La commission a reconnu que, malgré certains progrès, les femmes ont encore un long chemin à parcourir pour parvenir à l’égalité avec les hommes dans les élections ou les nominations aux organes de décision et aux postes administratifs, a-t-elle déclaré. Elle a également reconnu que les mesures temporaires spéciales, y compris les quotas, contribuent de manière substantielle à l’augmentation de la représentation des femmes dans les législatures nationales et locales, et a appelé tous les gouvernements à fixer des objectifs et des délais spécifiques pour atteindre l’objectif d’une représentation équilibrée des deux sexes aux postes élus.
Un leadership très fort
En ce qui concerne la violence à l’égard des femmes dans le monde numérique, Mme Mlambo-Ngcuka a déclaré que la commission avait constaté l’absence de mesures préventives et de recours. Elle a ajouté que les États membres devaient prendre des mesures pour encourager la participation des femmes au monde numérique et les protéger, notamment contre le cyberharcèlement et la cyberintimidation.
La déclaration et la plateforme de Pékin, approuvées par 189 pays en 1995, appellent à une action audacieuse dans 12 domaines pour parvenir à l’égalité entre les hommes et les femmes, notamment en luttant contre la pauvreté et la violence sexiste, en veillant à ce que toutes les filles reçoivent une éducation et en plaçant les femmes aux plus hauts niveaux des entreprises et des gouvernements, ainsi qu’aux tables de rétablissement de la paix.
Le document indique également, pour la première fois dans un document des Nations unies, que les droits fondamentaux des femmes comprennent le droit de contrôler et de décider « des questions relatives à leur sexualité, y compris leur santé sexuelle et génésique, sans discrimination, coercition ni violence ».

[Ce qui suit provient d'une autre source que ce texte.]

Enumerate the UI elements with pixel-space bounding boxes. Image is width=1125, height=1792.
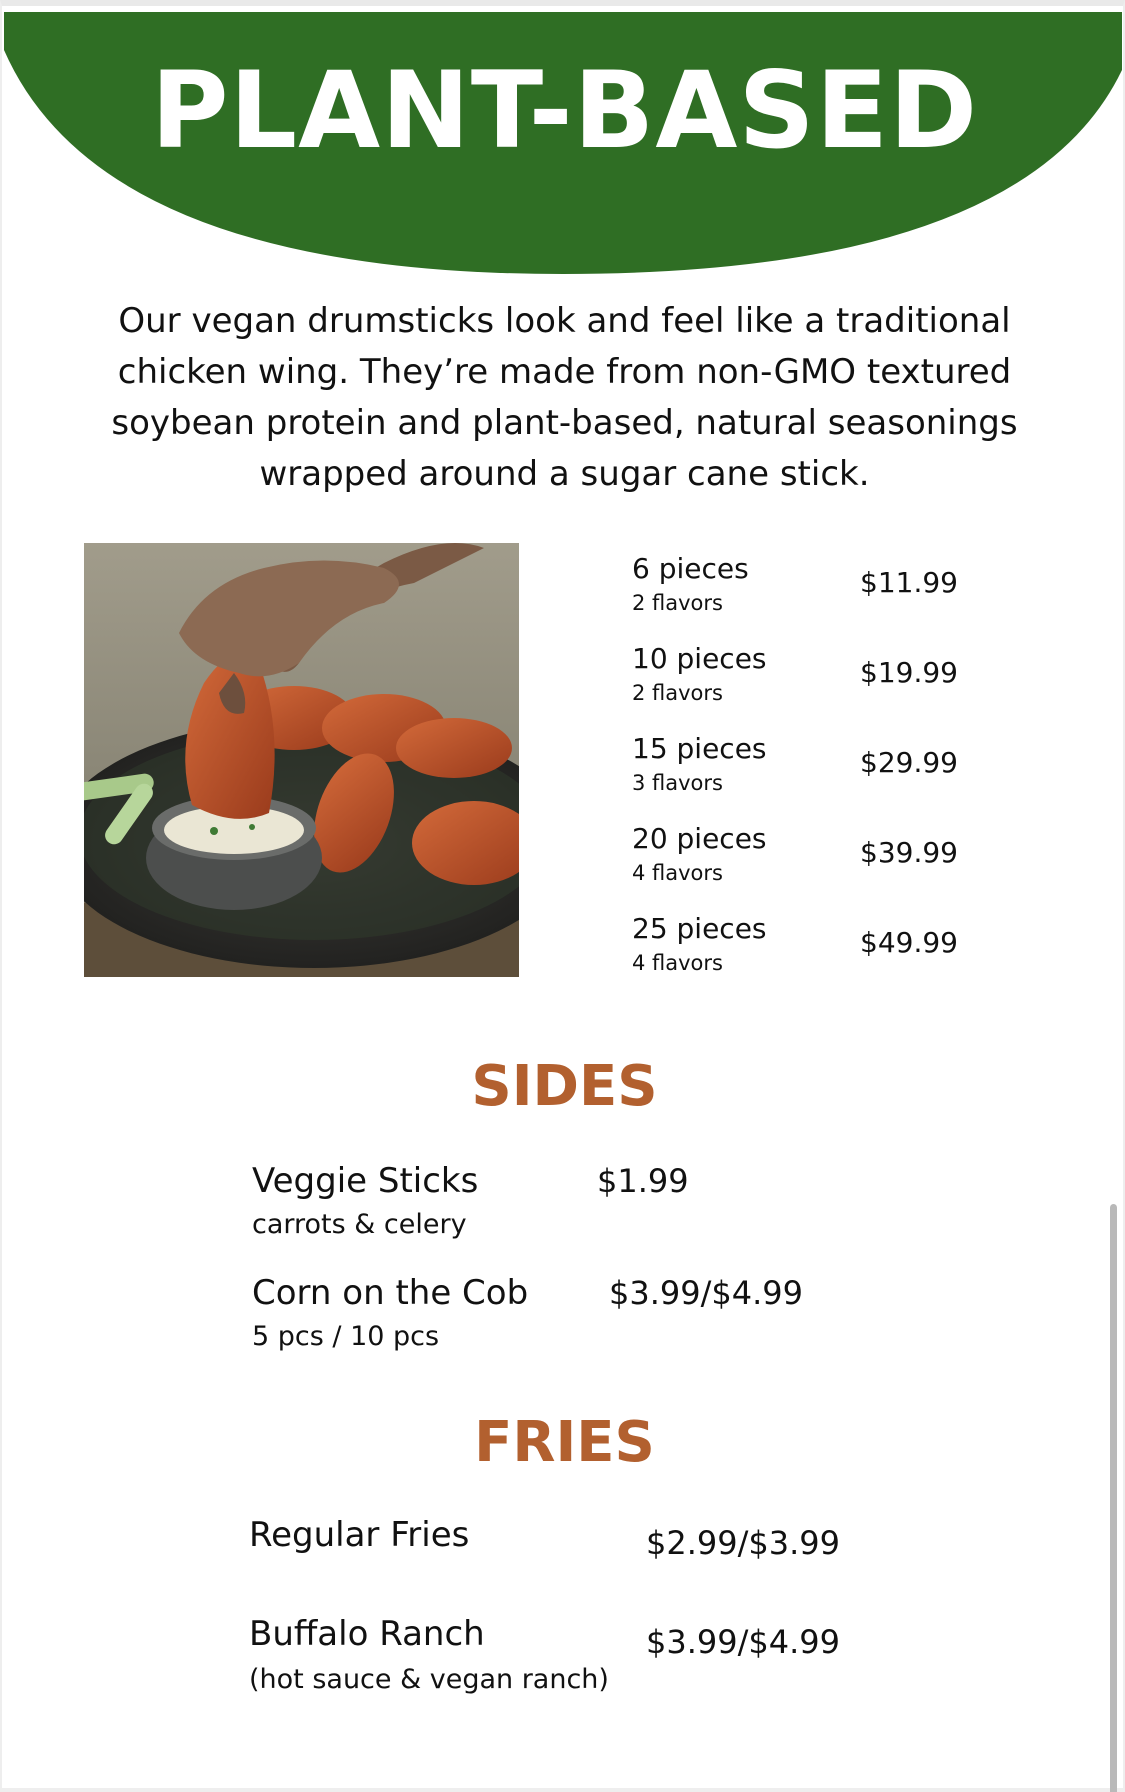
wing-pieces: 6 pieces xyxy=(632,552,749,585)
wing-item xyxy=(632,642,972,732)
item-name: Veggie Sticks xyxy=(252,1161,479,1201)
wing-flavors: 4 flavors xyxy=(632,951,723,975)
item-subtitle: carrots & celery xyxy=(252,1209,467,1240)
wing-price: $11.99 xyxy=(860,566,958,599)
vegan-drumstick-photo xyxy=(84,543,519,977)
wing-item xyxy=(632,912,972,1002)
description-line: wrapped around a sugar cane stick. xyxy=(259,454,870,494)
wing-pieces: 20 pieces xyxy=(632,822,767,855)
item-name: Corn on the Cob xyxy=(252,1273,529,1313)
wing-flavors: 2 flavors xyxy=(632,681,723,705)
wing-price: $29.99 xyxy=(860,746,958,779)
drumstick-plate-illustration xyxy=(84,543,519,977)
wing-pieces: 15 pieces xyxy=(632,732,767,765)
item-subtitle: (hot sauce & vegan ranch) xyxy=(249,1664,609,1695)
wing-price: $39.99 xyxy=(860,836,958,869)
item-price: $1.99 xyxy=(597,1162,689,1200)
description-line: soybean protein and plant-based, natural seasonings xyxy=(111,403,1018,443)
page-title: PLANT-BASED xyxy=(150,49,979,172)
item-name: Buffalo Ranch xyxy=(249,1614,485,1654)
wing-flavors: 4 flavors xyxy=(632,861,723,885)
wing-pieces: 10 pieces xyxy=(632,642,767,675)
menu-description xyxy=(82,296,1047,500)
wing-pieces: 25 pieces xyxy=(632,912,767,945)
wing-item xyxy=(632,822,972,912)
fries-heading: FRIES xyxy=(474,1410,655,1475)
item-name: Regular Fries xyxy=(249,1515,470,1555)
wing-flavors: 2 flavors xyxy=(632,591,723,615)
item-price: $3.99/$4.99 xyxy=(609,1274,803,1312)
wing-item xyxy=(632,552,972,642)
sides-heading: SIDES xyxy=(471,1054,658,1119)
wing-price: $49.99 xyxy=(860,926,958,959)
description-line: Our vegan drumsticks look and feel like a traditional xyxy=(118,301,1011,341)
wing-price-list xyxy=(632,552,972,1002)
wing-item xyxy=(632,732,972,822)
item-price: $2.99/$3.99 xyxy=(646,1524,840,1562)
item-subtitle: 5 pcs / 10 pcs xyxy=(252,1321,440,1352)
wing-price: $19.99 xyxy=(860,656,958,689)
vertical-scrollbar[interactable] xyxy=(1110,1204,1117,1792)
wing-flavors: 3 flavors xyxy=(632,771,723,795)
item-price: $3.99/$4.99 xyxy=(646,1623,840,1661)
description-line: chicken wing. They’re made from non-GMO textured xyxy=(117,352,1012,392)
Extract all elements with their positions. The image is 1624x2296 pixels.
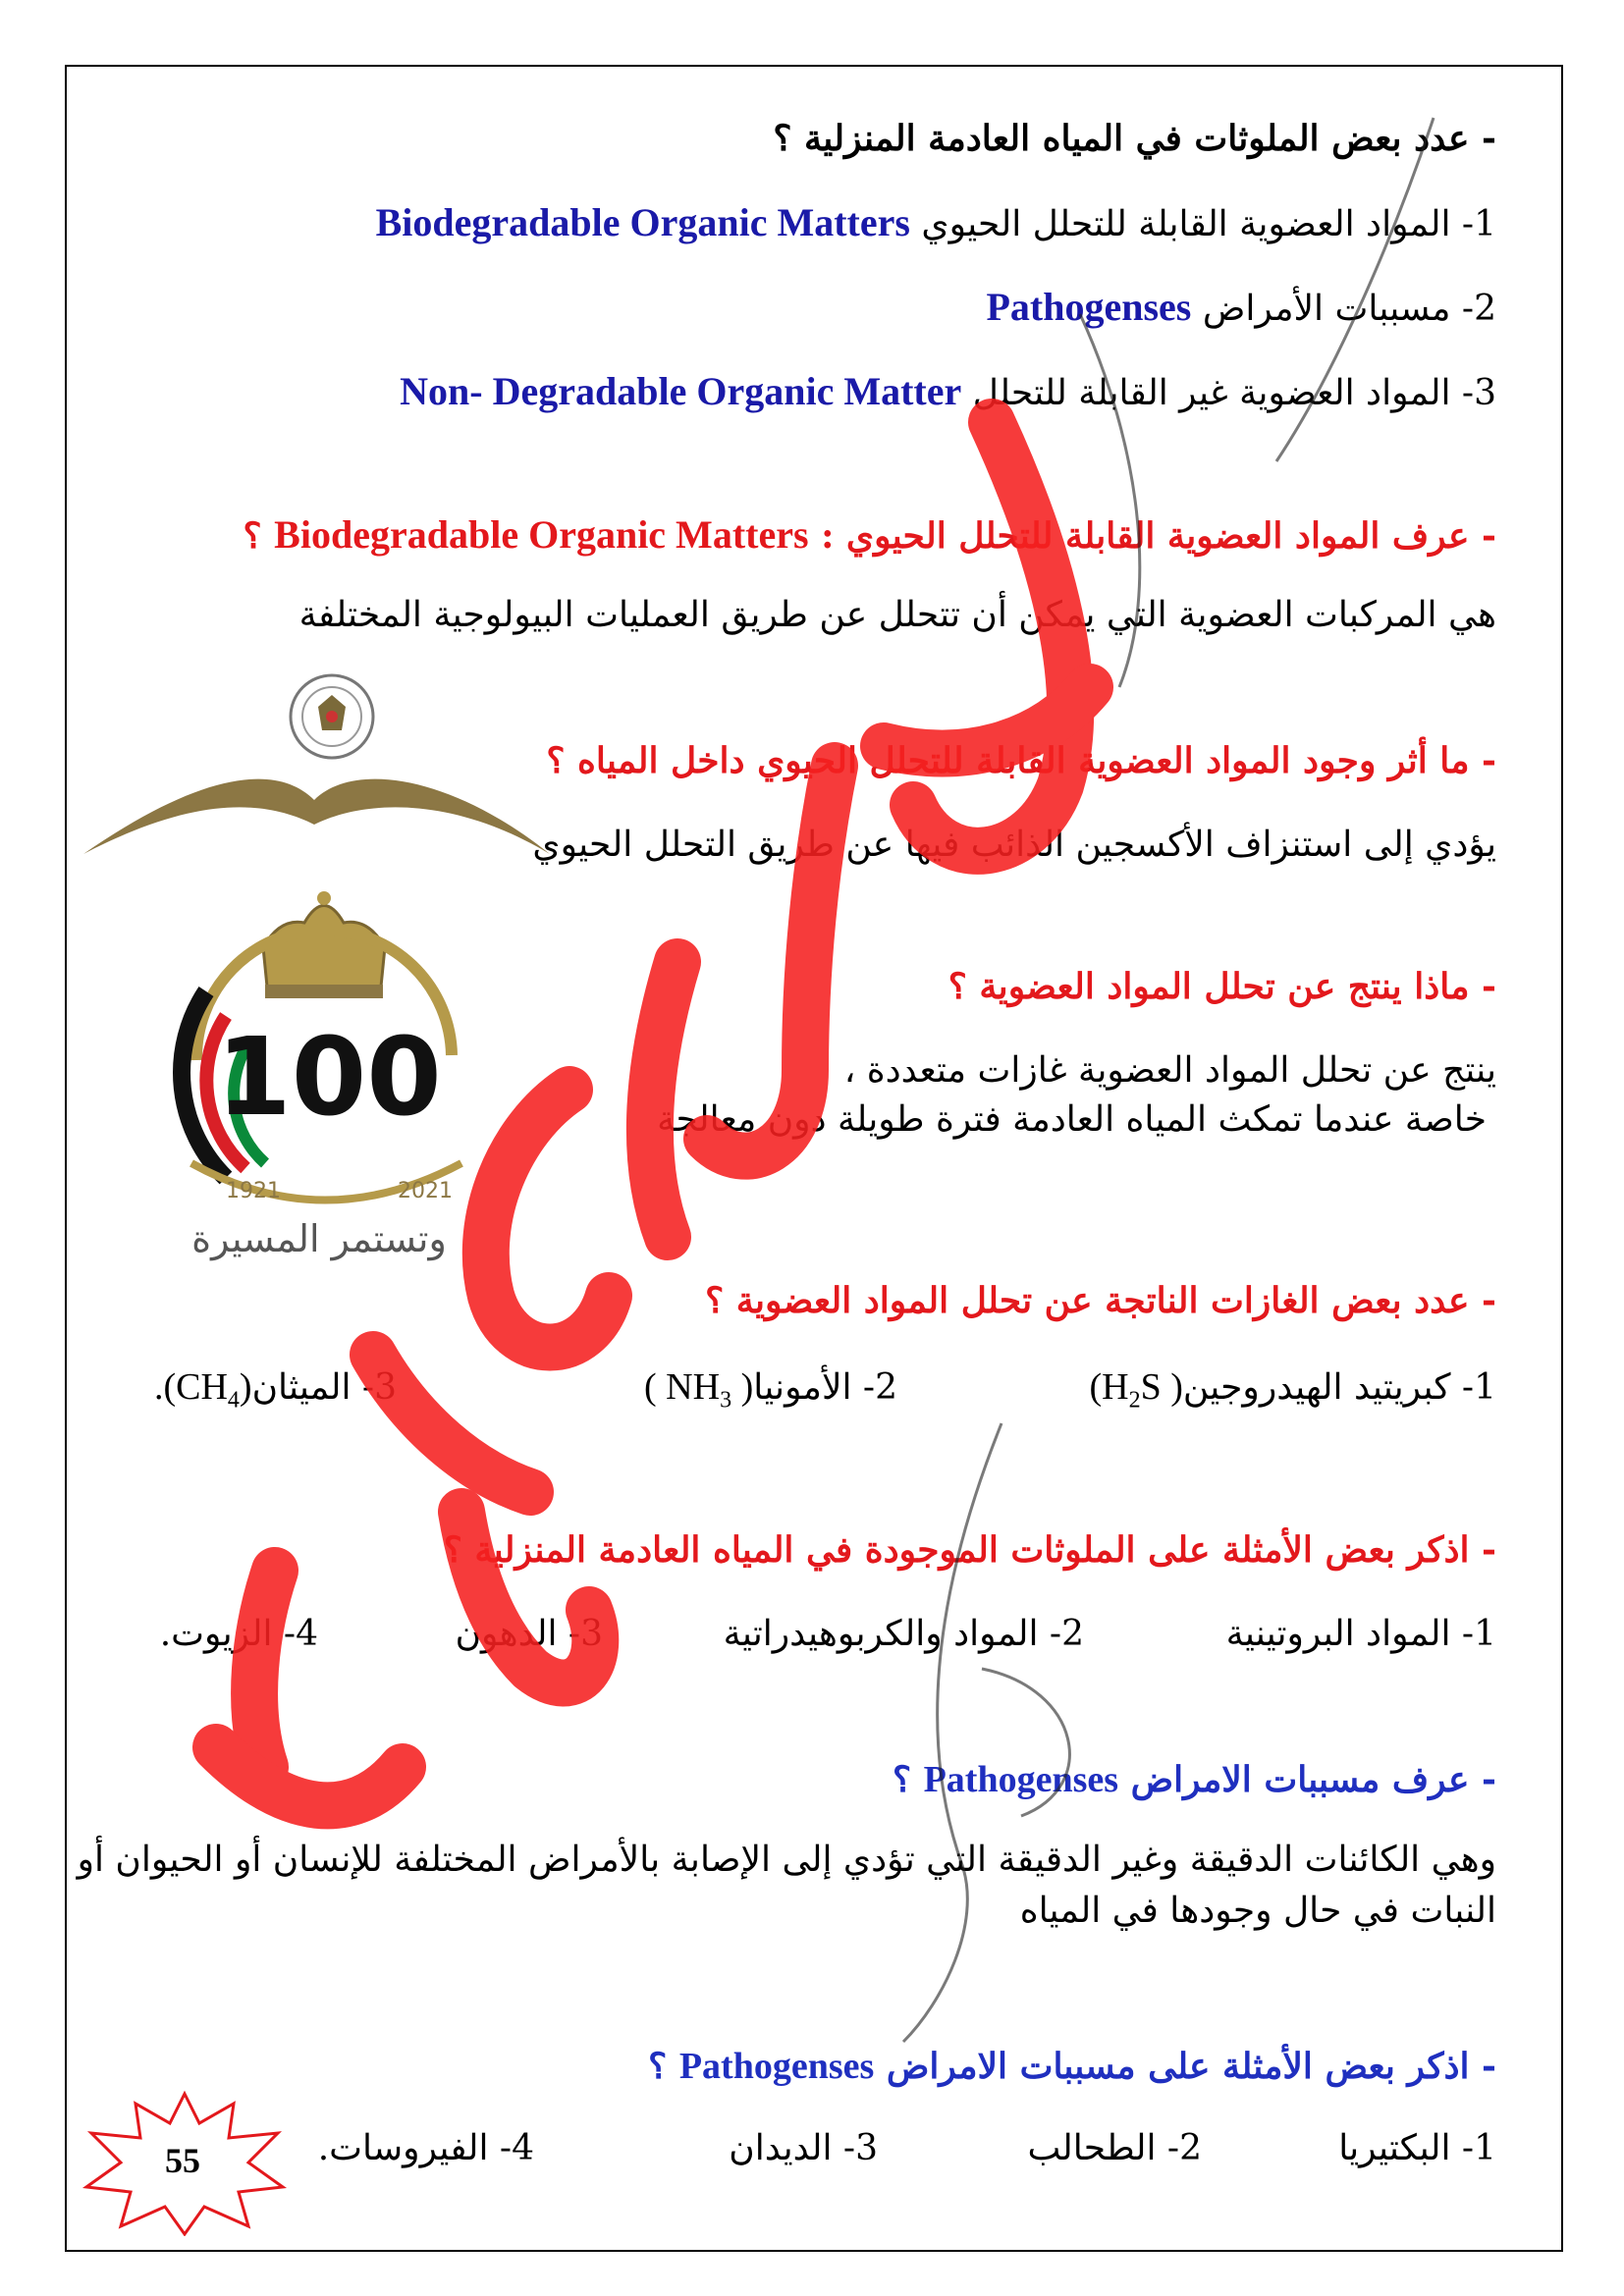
ministry-emblem-icon (291, 675, 373, 758)
q4-answer-1: ينتج عن تحلل المواد العضوية غازات متعددة ، (843, 1050, 1496, 1091)
question-8: - اذكر بعض الأمثلة على مسببات الامراض Pathogenses ؟ (648, 2046, 1496, 2087)
q3-answer: يؤدي إلى استنزاف الأكسجين الذائب فيها عن طريق التحلل الحيوي (532, 825, 1496, 865)
question-6: - اذكر بعض الأمثلة على الملوثات الموجودة في المياه العادمة المنزلية ؟ (443, 1529, 1496, 1571)
q7-answer-1: وهي الكائنات الدقيقة وغير الدقيقة التي تؤدي إلى الإصابة بالأمراض المختلفة للإنسان أو الحيوان أو (77, 1840, 1496, 1880)
pathogen-item-3: 3- الديدان (729, 2128, 878, 2168)
pathogen-item-2: 2- الطحالب (1027, 2128, 1202, 2168)
pollutant-item-3: 3- الدهون (455, 1614, 603, 1654)
q2-answer: هي المركبات العضوية التي يمكن أن تتحلل عن طريق العمليات البيولوجية المختلفة (298, 595, 1496, 635)
pathogen-item-1: 1- البكتيريا (1338, 2128, 1496, 2168)
q7-answer-2: النبات في حال وجودها في المياه (1019, 1891, 1496, 1931)
q4-answer-2: خاصة عندما تمكث المياه العادمة فترة طويلة دون معالجة (657, 1099, 1487, 1140)
gas-item-2: 2- الأمونيا( $NH_3$ ) (644, 1366, 897, 1414)
q1-item-1: 1- المواد العضوية القابلة للتحلل الحيوي Biodegradable Organic Matters (375, 200, 1496, 244)
question-5: - عدد بعض الغازات الناتجة عن تحلل المواد العضوية ؟ (705, 1280, 1496, 1321)
q1-item-2: 2- مسببات الأمراض Pathogenses (986, 285, 1496, 329)
centennial-logo (79, 667, 569, 1276)
q1-item-3: 3- المواد العضوية غير القابلة للتحلل Non- Degradable Organic Matter (400, 369, 1496, 413)
pollutant-item-4: 4- الزيوت. (159, 1614, 318, 1654)
svg-text:2021: 2021 (398, 1179, 453, 1203)
page-number: 55 (165, 2141, 200, 2180)
question-7: - عرف مسببات الامراض Pathogenses ؟ (892, 1759, 1496, 1800)
question-1: - عدد بعض الملوثات في المياه العادمة المنزلية ؟ (773, 118, 1496, 159)
crown-icon (263, 891, 385, 998)
pollutant-item-1: 1- المواد البروتينية (1225, 1614, 1496, 1654)
question-4: - ماذا ينتج عن تحلل المواد العضوية ؟ (947, 966, 1496, 1007)
pollutant-item-2: 2- المواد والكربوهيدراتية (723, 1614, 1084, 1654)
svg-text:1921: 1921 (226, 1179, 281, 1203)
question-2: - عرف المواد العضوية القابلة للتحلل الحيوي : Biodegradable Organic Matters ؟ (243, 512, 1496, 557)
gas-item-3: 3- $الميثان(CH_4)$. (153, 1366, 397, 1414)
question-3: - ما أثر وجود المواد العضوية القابلة للتحلل الحيوي داخل المياه ؟ (546, 740, 1496, 781)
svg-text:100: 100 (216, 1014, 442, 1140)
logo-slogan: وتستمر المسيرة (191, 1217, 447, 1260)
gas-item-1: 1- كبريتيد الهيدروجين( $H_2S$) (1089, 1366, 1496, 1414)
pathogen-item-4: 4- الفيروسات. (317, 2128, 534, 2168)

Dans le document final de vendredi, la Commission exhorte les gouvernements à tous les niveaux à « garantir l’accès universel à la santé sexuelle et génésique et aux droits en matière de procréation. »
Elle exhorte également les gouvernements à fournir des informations sur la santé sexuelle et reproductive et la prévention du VIH, l’égalité des sexes et l’autonomisation des femmes » aux adolescents, filles et garçons, ainsi qu’aux jeunes femmes et hommes, « avec l’orientation et les conseils appropriés des parents et des tuteurs légaux. »
Sur une note positive, Mme Kowalski, de l’International Women’s Health Coalition, a déclaré que la réunion de la commission a vu un « leadership très fort » de la part d’un certain nombre de pays d’Amérique latine et des îles du Pacifique et le « retour vraiment fort et vital des États-Unis en tant que leader et défenseur de la santé et des droits sexuels et reproductifs, de l’égalité des sexes et des droits des femmes de manière plus générale ».
L’un des temps forts de la réunion a été l’apparition virtuelle de la vice-présidente américaine Kamala Harris, qui a déclaré à la commission que « le statut des femmes est le statut de la démocratie » et que l’administration du président Joe Biden s’efforcera d’améliorer les deux.